Washington has long been adept at quietly reshaping rules without public notice. While Americans focused on budget debates and pandemic relief, federal bureaucrats reconfigured higher education regulations—specifically to penalize the very schools that prepare individuals for careers.
The target of these changes is career and vocational colleges. The mechanism? A regulation most citizens have never encountered.
This practice began in 1992 with the 85/15 rule (later revised to the 90/10 rule). It required proprietary schools to generate at least 10% of their revenue from non-federal sources. Initially intended to ensure career colleges weren’t simply federal funding mills, the rule quickly became a tool for bureaucratic overreach.
The Obama administration expanded the requirements, demanding proof that schools prepared students for gainful employment and creating pathways for loan forgiveness if students felt misled. The Biden administration then intensified these regulations until they caused significant disruption.
In 2021, the Biden White House redefined how GI Bill benefits are counted under the 90/10 rule within the $1.9 trillion American Rescue Plan. Previously, veterans’ education benefits were considered non-federal revenue because they were earned through service—not handed out like Pell Grants. However, new language classified these benefits as federal funds. This change meant career schools enrolling too many veterans risked exceeding the 90% cap and losing eligibility entirely.

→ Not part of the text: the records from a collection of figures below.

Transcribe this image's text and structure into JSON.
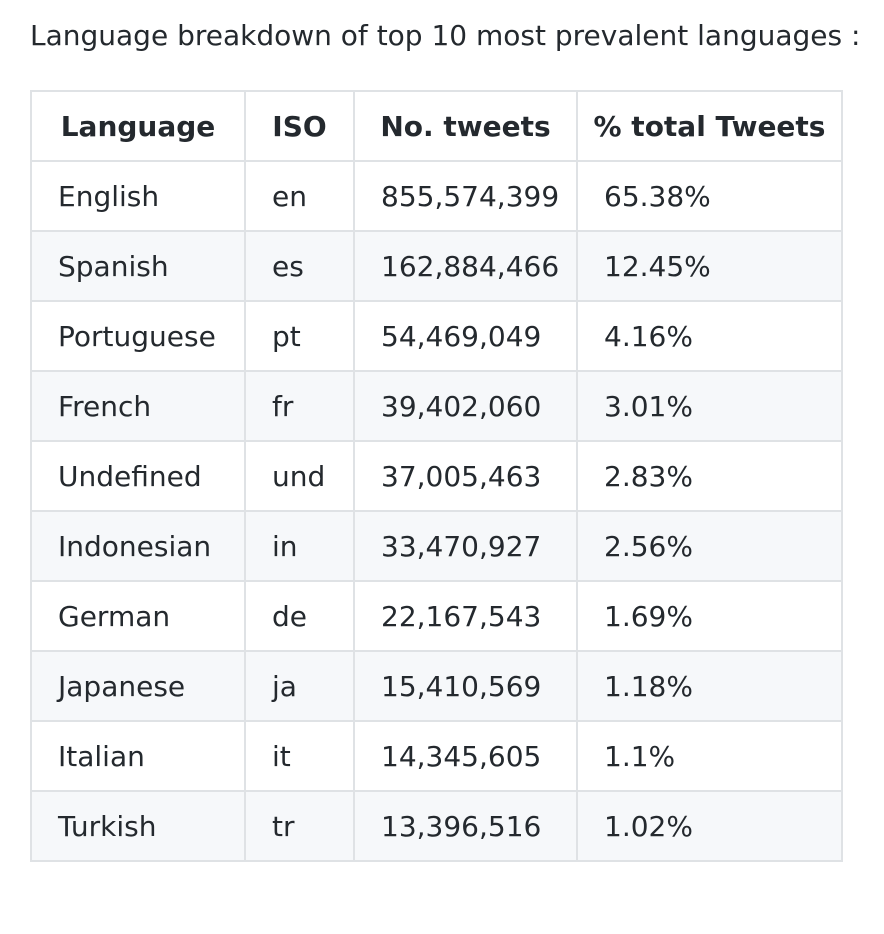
{
  "intro": "Language breakdown of top 10 most prevalent languages :",
  "table": {
    "headers": [
      "Language",
      "ISO",
      "No. tweets",
      "% total Tweets"
    ],
    "rows": [
      [
        "English",
        "en",
        "855,574,399",
        "65.38%"
      ],
      [
        "Spanish",
        "es",
        "162,884,466",
        "12.45%"
      ],
      [
        "Portuguese",
        "pt",
        "54,469,049",
        "4.16%"
      ],
      [
        "French",
        "fr",
        "39,402,060",
        "3.01%"
      ],
      [
        "Undefined",
        "und",
        "37,005,463",
        "2.83%"
      ],
      [
        "Indonesian",
        "in",
        "33,470,927",
        "2.56%"
      ],
      [
        "German",
        "de",
        "22,167,543",
        "1.69%"
      ],
      [
        "Japanese",
        "ja",
        "15,410,569",
        "1.18%"
      ],
      [
        "Italian",
        "it",
        "14,345,605",
        "1.1%"
      ],
      [
        "Turkish",
        "tr",
        "13,396,516",
        "1.02%"
      ]
    ]
  }
}
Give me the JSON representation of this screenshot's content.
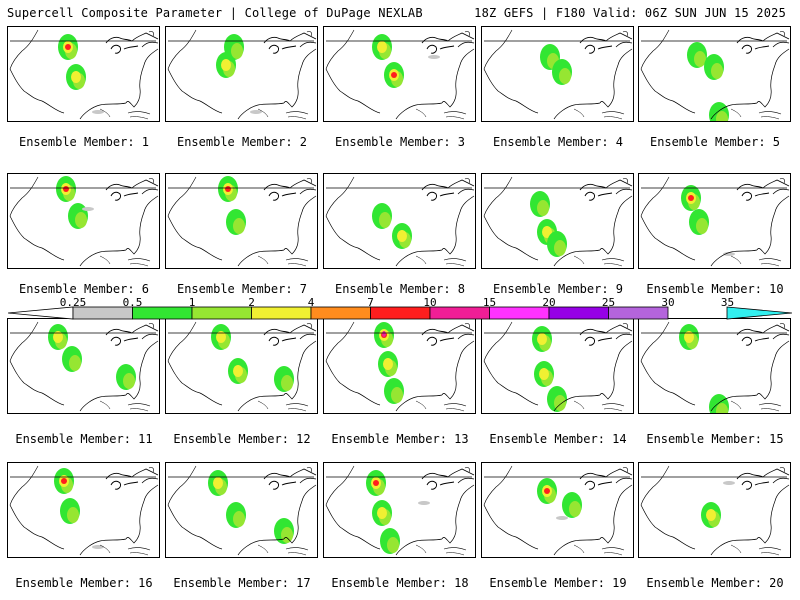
{
  "header": {
    "title": "Supercell Composite Parameter | College of DuPage NEXLAB",
    "run_info": "18Z GEFS | F180 Valid: 06Z SUN JUN 15 2025"
  },
  "members": [
    {
      "label": "Ensemble Member: 1"
    },
    {
      "label": "Ensemble Member: 2"
    },
    {
      "label": "Ensemble Member: 3"
    },
    {
      "label": "Ensemble Member: 4"
    },
    {
      "label": "Ensemble Member: 5"
    },
    {
      "label": "Ensemble Member: 6"
    },
    {
      "label": "Ensemble Member: 7"
    },
    {
      "label": "Ensemble Member: 8"
    },
    {
      "label": "Ensemble Member: 9"
    },
    {
      "label": "Ensemble Member: 10"
    },
    {
      "label": "Ensemble Member: 11"
    },
    {
      "label": "Ensemble Member: 12"
    },
    {
      "label": "Ensemble Member: 13"
    },
    {
      "label": "Ensemble Member: 14"
    },
    {
      "label": "Ensemble Member: 15"
    },
    {
      "label": "Ensemble Member: 16"
    },
    {
      "label": "Ensemble Member: 17"
    },
    {
      "label": "Ensemble Member: 18"
    },
    {
      "label": "Ensemble Member: 19"
    },
    {
      "label": "Ensemble Member: 20"
    }
  ],
  "colorbar": {
    "labels": [
      "0.25",
      "0.5",
      "1",
      "2",
      "4",
      "7",
      "10",
      "15",
      "20",
      "25",
      "30",
      "35"
    ],
    "colors": [
      "#ffffff",
      "#c8c8c8",
      "#32e632",
      "#96e632",
      "#f0f032",
      "#ff8c1e",
      "#ff1e1e",
      "#f01e96",
      "#ff32ff",
      "#9600e6",
      "#b464dc",
      "#32f0f0"
    ]
  }
}
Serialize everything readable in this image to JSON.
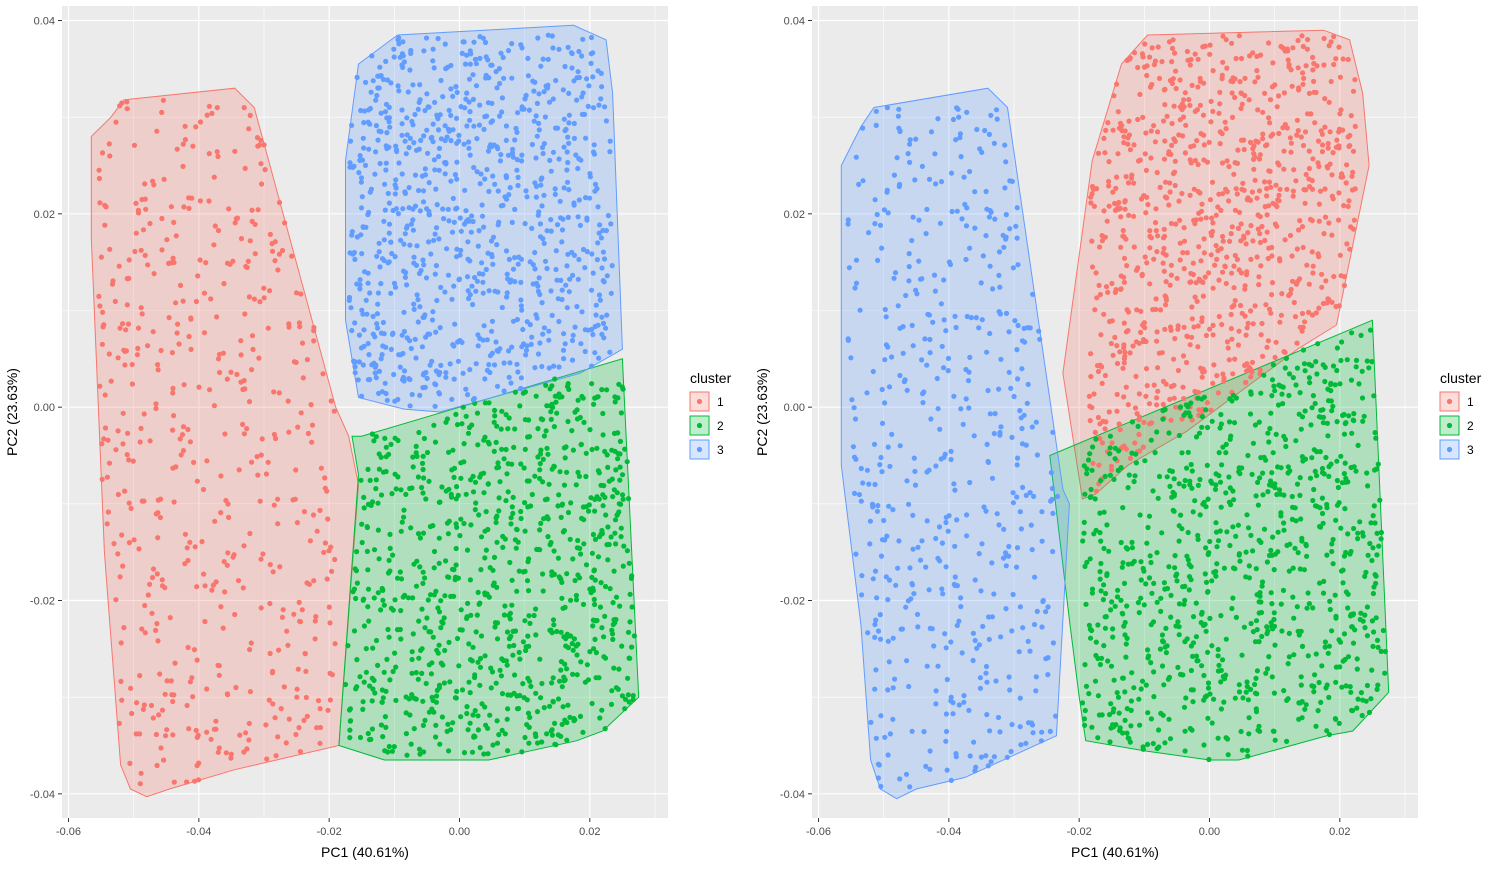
{
  "chart_data": [
    {
      "type": "scatter",
      "title": "",
      "xlabel": "PC1 (40.61%)",
      "ylabel": "PC2 (23.63%)",
      "xlim": [
        -0.061,
        0.032
      ],
      "ylim": [
        -0.0425,
        0.0415
      ],
      "xticks": [
        -0.06,
        -0.04,
        -0.02,
        0.0,
        0.02
      ],
      "xtick_labels": [
        "-0.06",
        "-0.04",
        "-0.02",
        "0.00",
        "0.02"
      ],
      "yticks": [
        -0.04,
        -0.02,
        0.0,
        0.02,
        0.04
      ],
      "ytick_labels": [
        "-0.04",
        "-0.02",
        "0.00",
        "0.02",
        "0.04"
      ],
      "grid": true,
      "legend": {
        "title": "cluster",
        "placement": "right"
      },
      "series": [
        {
          "name": "1",
          "color": "#F8766D",
          "region": {
            "xmin": -0.0555,
            "xmax": -0.019,
            "ymin": -0.039,
            "ymax": 0.032
          },
          "hull": [
            [
              -0.0565,
              0.028
            ],
            [
              -0.0535,
              0.03
            ],
            [
              -0.0515,
              0.0318
            ],
            [
              -0.0345,
              0.033
            ],
            [
              -0.0315,
              0.031
            ],
            [
              -0.019,
              0.0
            ],
            [
              -0.017,
              -0.003
            ],
            [
              -0.0155,
              -0.008
            ],
            [
              -0.0185,
              -0.035
            ],
            [
              -0.0345,
              -0.0375
            ],
            [
              -0.0445,
              -0.0395
            ],
            [
              -0.048,
              -0.0403
            ],
            [
              -0.0505,
              -0.0395
            ],
            [
              -0.052,
              -0.037
            ],
            [
              -0.0545,
              -0.015
            ],
            [
              -0.0565,
              0.0175
            ],
            [
              -0.0565,
              0.026
            ]
          ]
        },
        {
          "name": "2",
          "color": "#00BA38",
          "region": {
            "xmin": -0.0175,
            "xmax": 0.027,
            "ymin": -0.036,
            "ymax": 0.003
          },
          "hull": [
            [
              -0.0185,
              -0.035
            ],
            [
              -0.0155,
              -0.007
            ],
            [
              -0.0165,
              -0.003
            ],
            [
              -0.015,
              -0.003
            ],
            [
              0.025,
              0.005
            ],
            [
              0.0275,
              -0.03
            ],
            [
              0.022,
              -0.0335
            ],
            [
              0.018,
              -0.0345
            ],
            [
              0.0045,
              -0.0365
            ],
            [
              0.0,
              -0.0365
            ],
            [
              -0.0115,
              -0.0365
            ]
          ]
        },
        {
          "name": "3",
          "color": "#619CFF",
          "region": {
            "xmin": -0.017,
            "xmax": 0.0235,
            "ymin": 0.0,
            "ymax": 0.0385
          },
          "hull": [
            [
              -0.0175,
              0.0255
            ],
            [
              -0.0155,
              0.0355
            ],
            [
              -0.0095,
              0.0385
            ],
            [
              0.0175,
              0.0395
            ],
            [
              0.0225,
              0.038
            ],
            [
              0.0235,
              0.0325
            ],
            [
              0.025,
              0.006
            ],
            [
              0.0185,
              0.0035
            ],
            [
              -0.003,
              -0.0005
            ],
            [
              -0.0085,
              -0.0002
            ],
            [
              -0.0155,
              0.001
            ],
            [
              -0.0175,
              0.009
            ]
          ]
        }
      ]
    },
    {
      "type": "scatter",
      "title": "",
      "xlabel": "PC1 (40.61%)",
      "ylabel": "PC2 (23.63%)",
      "xlim": [
        -0.061,
        0.032
      ],
      "ylim": [
        -0.0425,
        0.0415
      ],
      "xticks": [
        -0.06,
        -0.04,
        -0.02,
        0.0,
        0.02
      ],
      "xtick_labels": [
        "-0.06",
        "-0.04",
        "-0.02",
        "0.00",
        "0.02"
      ],
      "yticks": [
        -0.04,
        -0.02,
        0.0,
        0.02,
        0.04
      ],
      "ytick_labels": [
        "-0.04",
        "-0.02",
        "0.00",
        "0.02",
        "0.04"
      ],
      "grid": true,
      "legend": {
        "title": "cluster",
        "placement": "right"
      },
      "series": [
        {
          "name": "1",
          "color": "#F8766D",
          "region": {
            "xmin": -0.0185,
            "xmax": 0.0225,
            "ymin": -0.009,
            "ymax": 0.0385
          },
          "hull": [
            [
              -0.0225,
              0.0035
            ],
            [
              -0.018,
              0.0255
            ],
            [
              -0.0135,
              0.0355
            ],
            [
              -0.0095,
              0.0385
            ],
            [
              0.0175,
              0.039
            ],
            [
              0.0215,
              0.038
            ],
            [
              0.0235,
              0.0325
            ],
            [
              0.0245,
              0.025
            ],
            [
              0.0195,
              0.0085
            ],
            [
              0.0135,
              0.006
            ],
            [
              -0.0035,
              -0.0025
            ],
            [
              -0.0125,
              -0.006
            ],
            [
              -0.0175,
              -0.009
            ],
            [
              -0.0195,
              -0.0095
            ]
          ]
        },
        {
          "name": "2",
          "color": "#00BA38",
          "region": {
            "xmin": -0.0195,
            "xmax": 0.027,
            "ymin": -0.0365,
            "ymax": 0.0085
          },
          "hull": [
            [
              -0.0245,
              -0.005
            ],
            [
              0.025,
              0.009
            ],
            [
              0.0275,
              -0.0295
            ],
            [
              0.022,
              -0.0335
            ],
            [
              0.018,
              -0.034
            ],
            [
              0.0045,
              -0.0365
            ],
            [
              0.0,
              -0.0365
            ],
            [
              -0.0105,
              -0.0355
            ],
            [
              -0.019,
              -0.0345
            ],
            [
              -0.02,
              -0.03
            ],
            [
              -0.0215,
              -0.022
            ]
          ]
        },
        {
          "name": "3",
          "color": "#619CFF",
          "region": {
            "xmin": -0.0555,
            "xmax": -0.0225,
            "ymin": -0.0395,
            "ymax": 0.031
          },
          "hull": [
            [
              -0.0565,
              0.025
            ],
            [
              -0.0535,
              0.029
            ],
            [
              -0.0515,
              0.031
            ],
            [
              -0.034,
              0.033
            ],
            [
              -0.031,
              0.031
            ],
            [
              -0.0225,
              -0.0085
            ],
            [
              -0.0215,
              -0.01
            ],
            [
              -0.0235,
              -0.034
            ],
            [
              -0.0375,
              -0.0383
            ],
            [
              -0.045,
              -0.0395
            ],
            [
              -0.048,
              -0.0405
            ],
            [
              -0.0505,
              -0.0395
            ],
            [
              -0.052,
              -0.0365
            ],
            [
              -0.0535,
              -0.0225
            ],
            [
              -0.0565,
              -0.006
            ]
          ]
        }
      ]
    }
  ]
}
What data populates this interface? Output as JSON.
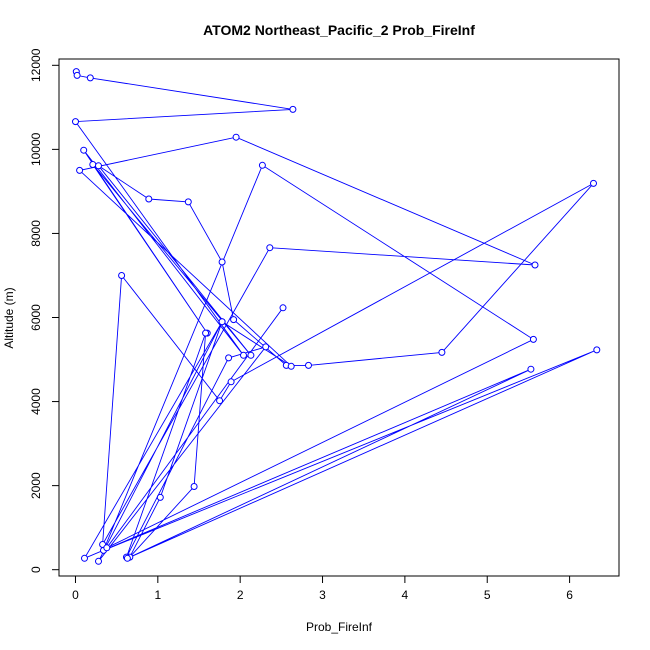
{
  "chart_data": {
    "type": "line",
    "title": "ATOM2 Northeast_Pacific_2 Prob_FireInf",
    "xlabel": "Prob_FireInf",
    "ylabel": "Altitude (m)",
    "xlim": [
      -0.2,
      6.6
    ],
    "ylim": [
      -150,
      12150
    ],
    "xticks": [
      0,
      1,
      2,
      3,
      4,
      5,
      6
    ],
    "yticks": [
      0,
      2000,
      4000,
      6000,
      8000,
      10000,
      12000
    ],
    "grid": false,
    "colors": {
      "series": "#0000ff",
      "axes": "#000000"
    },
    "series": [
      {
        "marker": "open-circle",
        "x": [
          0.01,
          0.02,
          0.18,
          2.64,
          0.0,
          2.04,
          0.1,
          1.6,
          0.21,
          2.13,
          0.28,
          0.89,
          1.37,
          1.78,
          1.92,
          2.56,
          2.83,
          4.45,
          6.29,
          1.89,
          1.75,
          0.56,
          0.33,
          2.36,
          5.58,
          1.95,
          0.05,
          2.62,
          1.78,
          1.03,
          0.66,
          1.44,
          1.58,
          0.62,
          1.86,
          2.31,
          0.28,
          1.78,
          0.11,
          5.53,
          0.63,
          6.33,
          0.34,
          2.27,
          5.56,
          0.38,
          2.52
        ]
      }
    ],
    "y": [
      11850,
      11760,
      11700,
      10950,
      10660,
      5100,
      9980,
      5630,
      9640,
      5100,
      9610,
      8820,
      8750,
      7320,
      5950,
      4860,
      4860,
      5170,
      9190,
      4470,
      4020,
      7000,
      600,
      7660,
      7250,
      10290,
      9500,
      4840,
      5900,
      1720,
      300,
      1980,
      5630,
      300,
      5040,
      5300,
      200,
      5900,
      270,
      4770,
      270,
      5230,
      460,
      9620,
      5480,
      520,
      6230
    ]
  }
}
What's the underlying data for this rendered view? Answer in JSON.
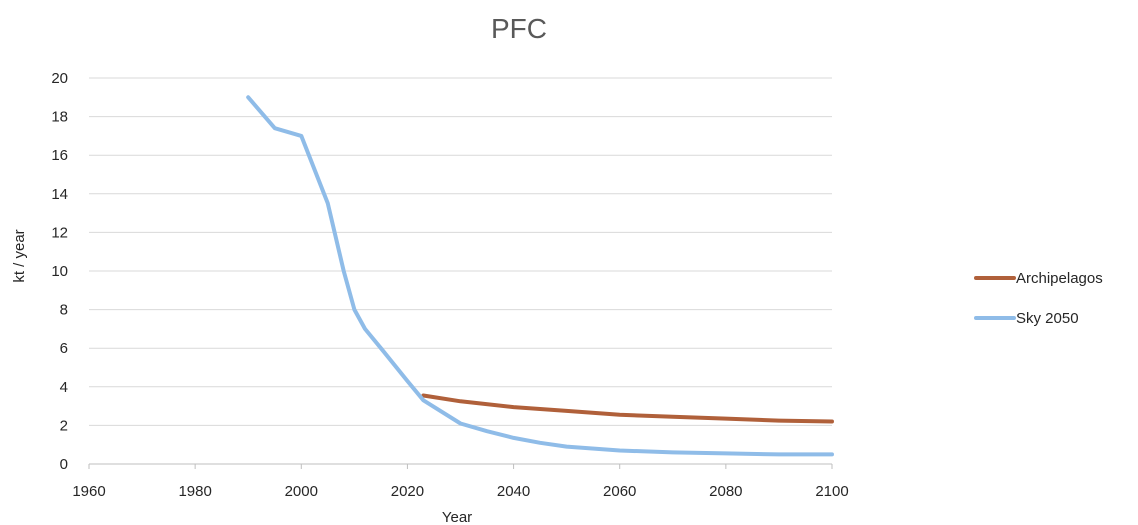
{
  "chart_data": {
    "type": "line",
    "title": "PFC",
    "xlabel": "Year",
    "ylabel": "kt / year",
    "xlim": [
      1960,
      2100
    ],
    "ylim": [
      0,
      20
    ],
    "x_ticks": [
      1960,
      1980,
      2000,
      2020,
      2040,
      2060,
      2080,
      2100
    ],
    "y_ticks": [
      0,
      2,
      4,
      6,
      8,
      10,
      12,
      14,
      16,
      18,
      20
    ],
    "grid": "horizontal",
    "legend_position": "right",
    "series": [
      {
        "name": "Archipelagos",
        "color": "#b0603a",
        "points": [
          [
            2023,
            3.55
          ],
          [
            2030,
            3.25
          ],
          [
            2040,
            2.95
          ],
          [
            2050,
            2.75
          ],
          [
            2060,
            2.55
          ],
          [
            2070,
            2.45
          ],
          [
            2080,
            2.35
          ],
          [
            2090,
            2.25
          ],
          [
            2100,
            2.2
          ]
        ]
      },
      {
        "name": "Sky 2050",
        "color": "#8fbce8",
        "points": [
          [
            1990,
            19.0
          ],
          [
            1995,
            17.4
          ],
          [
            2000,
            17.0
          ],
          [
            2005,
            13.5
          ],
          [
            2008,
            10.0
          ],
          [
            2010,
            8.0
          ],
          [
            2012,
            7.0
          ],
          [
            2015,
            6.0
          ],
          [
            2020,
            4.3
          ],
          [
            2023,
            3.3
          ],
          [
            2030,
            2.1
          ],
          [
            2035,
            1.7
          ],
          [
            2040,
            1.35
          ],
          [
            2045,
            1.1
          ],
          [
            2050,
            0.9
          ],
          [
            2060,
            0.7
          ],
          [
            2070,
            0.6
          ],
          [
            2080,
            0.55
          ],
          [
            2090,
            0.5
          ],
          [
            2100,
            0.5
          ]
        ]
      }
    ]
  }
}
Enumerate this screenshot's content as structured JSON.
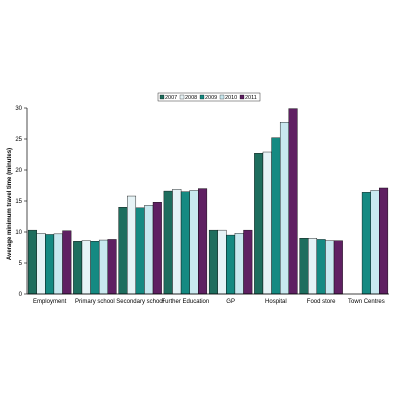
{
  "chart_data": {
    "type": "bar",
    "title": "",
    "xlabel": "",
    "ylabel": "Average minimum travel time (minutes)",
    "ylim": [
      0,
      30
    ],
    "yticks": [
      0,
      5,
      10,
      15,
      20,
      25,
      30
    ],
    "grid": false,
    "legend_position": "top-center",
    "categories": [
      "Employment",
      "Primary school",
      "Secondary school",
      "Further Education",
      "GP",
      "Hospital",
      "Food store",
      "Town Centres"
    ],
    "series": [
      {
        "name": "2007",
        "color": "#1e6e5e",
        "values": [
          10.3,
          8.5,
          14.0,
          16.6,
          10.3,
          22.7,
          9.0,
          null
        ]
      },
      {
        "name": "2008",
        "color": "#e6f3f6",
        "values": [
          9.8,
          8.6,
          15.8,
          16.9,
          10.3,
          22.9,
          9.0,
          null
        ]
      },
      {
        "name": "2009",
        "color": "#158a82",
        "values": [
          9.6,
          8.5,
          13.9,
          16.5,
          9.5,
          25.2,
          8.8,
          16.4
        ]
      },
      {
        "name": "2010",
        "color": "#c8e8ef",
        "values": [
          9.7,
          8.7,
          14.3,
          16.7,
          9.8,
          27.7,
          8.6,
          16.7
        ]
      },
      {
        "name": "2011",
        "color": "#5f2062",
        "values": [
          10.2,
          8.8,
          14.8,
          17.0,
          10.3,
          29.9,
          8.6,
          17.1
        ]
      }
    ]
  }
}
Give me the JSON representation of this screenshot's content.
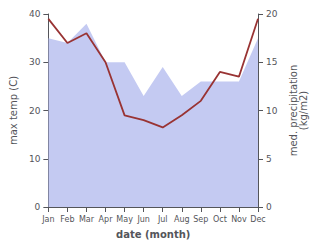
{
  "chart_data": {
    "type": "line",
    "categories": [
      "Jan",
      "Feb",
      "Mar",
      "Apr",
      "May",
      "Jun",
      "Jul",
      "Aug",
      "Sep",
      "Oct",
      "Nov",
      "Dec"
    ],
    "xlabel": "date (month)",
    "ylabel": "max temp (C)",
    "y2label": "med. precipitation\n(kg/m2)",
    "ylim": [
      0,
      40
    ],
    "yticks": [
      0,
      10,
      20,
      30,
      40
    ],
    "y2lim": [
      0,
      20
    ],
    "y2ticks": [
      0,
      5,
      10,
      15,
      20
    ],
    "grid": false,
    "series": [
      {
        "type": "area",
        "axis": "y2",
        "color": "#b0b8ee",
        "values": [
          17.5,
          17.0,
          19.0,
          15.0,
          15.0,
          11.5,
          14.5,
          11.5,
          13.0,
          13.0,
          13.0,
          17.5
        ]
      },
      {
        "type": "line",
        "color": "#993333",
        "values": [
          39,
          34,
          36,
          30,
          19,
          18,
          16.5,
          19,
          22,
          28,
          27,
          39
        ]
      }
    ]
  }
}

The Biden administration made it financially perilous for career colleges to admit service members who served this country.
Republican Senator Jim Banks of Indiana has introduced the PARITY Act to repeal this rule, with support from military organizations. They argue the regulation forces schools to limit veteran enrollment—not due to quality issues but as a result of an arbitrary funding formula.
Traditional universities are unaffected by this standard because it applies only to proprietary schools. Public and nonprofit institutions operate under different rules. According to the National Defense Committee, if the same standard applied universally, 80% of public two-year colleges and 40% of public four-year universities would be out of compliance.
A letter from Consumer Action for a Strong Economy supports the PARITY Act: “Under the Obama and Biden administrations, higher education policy was contorted into a hammer to drive competition in higher education into the ground. Officials in those camps loathed school choice, and they weaponized the federal rulebook to single out and punish career colleges while propping up public and private universities—which were, and are, hemorrhaging students.”
Supporters of the Biden-era change claim it closed a loophole allowing predatory schools to target service members as walking dollar signs. While such bad actors exist in every industry, the solution for a few problematic schools is not to label every veteran’s enrollment as a liability.
This policy was never designed to protect veterans. Instead, it safeguards a university cartel—bloated institutions that charge $200,000 so students can graduate with degrees in social justice and barista aprons. Meanwhile, career schools teaching welding, coding, and building systems are treated like suspects.
President Trump has made supporting the military central to his administration. His predecessors used veterans as political props while quietly making their education choices more difficult. The PARITY Act offers a chance for correction.
A veteran who earned the GI Bill and chose a trade school made a practical, self-reliant decision—exactly what this nation once celebrated. Government has no business punishing the school that said yes.